Con l’approssimarsi della consultazione elettorale, girano i sondaggi: la brasiliana Atlas Intel, nota per i suoi successi nella previsione degli eventi politici in Argentina, ha presentato il suo studio più recente. Secondo tale sondaggio, il 44,3% degli intervistati approva il lavoro di Milei, mentre il 44,1% lo disapprova. Tuttavia, la valutazione del governo, nel suo complesso, mostra una prospettiva più critica, con il 41,4% che ritiene che la gestione sia “cattiva” o “molto cattiva”, mentre il 37,6% la definisce “buona” o “eccellente”. Il 18,8% la vede come “regolare”, e il 2,2% non ha un’opinione precisa. La differenza tra l’immagine personale di Milei e la percezione del suo governo suggerisce che, sebbene egli mantenga un sostegno significativo in alcuni settori, la gestione, nel suo insieme, deve affrontare sfide importanti in aree chiave, come quelle dell’economia e dell’occupazione.

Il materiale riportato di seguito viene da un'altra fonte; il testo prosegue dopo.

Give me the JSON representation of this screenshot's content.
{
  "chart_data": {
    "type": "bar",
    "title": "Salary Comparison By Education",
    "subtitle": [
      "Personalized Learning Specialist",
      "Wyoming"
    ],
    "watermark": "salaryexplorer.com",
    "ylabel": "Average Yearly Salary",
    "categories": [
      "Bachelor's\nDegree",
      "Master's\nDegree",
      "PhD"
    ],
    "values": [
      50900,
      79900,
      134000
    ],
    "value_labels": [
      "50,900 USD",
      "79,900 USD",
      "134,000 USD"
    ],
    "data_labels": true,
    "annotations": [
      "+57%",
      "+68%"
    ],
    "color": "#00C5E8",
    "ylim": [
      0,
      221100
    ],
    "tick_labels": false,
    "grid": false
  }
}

Il 67% degli intervistati ritiene che la situazione economica sia “cattiva”, e il 74% percepisce negativamente il mercato del lavoro. Quanto alle aspettative per i prossimi sei mesi, non sono favorevoli. Il 46% degli argentini crede che l’economia peggiorerà, contro il 34% che si aspetta invece che migliori. Nel mondo del lavoro, il 49% ritiene che il mercato del lavoro peggiorerà, mentre il 30% è ottimista su un possibile miglioramento. Il rapporto evidenzia anche un cambiamento nelle principali preoccupazioni degli argentini: se l’inflazione era stata la principale preoccupazione negli ultimi anni, ora è la disoccupazione a essere in cima alla lista dei timori, con il 44,4%, seguita dall’inflazione con il 32,1%.
Il rapporto di Atlas Intel offre anche un’analisi della percezione pubblica dei principali leader politici del Paese. In questa classifica, Milei rimane il leader con la migliore immagine, essendo considerato l’unico con un bilancio positivo: 47% di sostegno contro il 46% di rifiuto. Tuttavia, la sua immagine è ben lontana da un sostegno clamoroso, dato che la percentuale di rifiuto è alta. Tra gli altri leader presi in esame, Cristina Kirchner è al secondo posto, con il 39% di sostegno e il 56% di rifiuto. Sergio Massa, ex ministro peronista dell’Economia, ottiene il 31% di sostegno e il 59% di rifiuto. Axel Kicillof, governatore peronista della provincia di Buenos Aires, segue a ruota con il 30% di sostegno e il 60% di rifiuto. Mentre Victoria Villarruel ottiene un 30% di approvazione a fronte di un 48% di rifiuto. Interessante il risultato dell’ex presidente Mauricio Macri, alleato di Milei e leader del Pro, formazione che la Libertad avanza sta letteralmente fagocitando. Per lui, il 24% dí approvazione contro il 62% di rifiuto.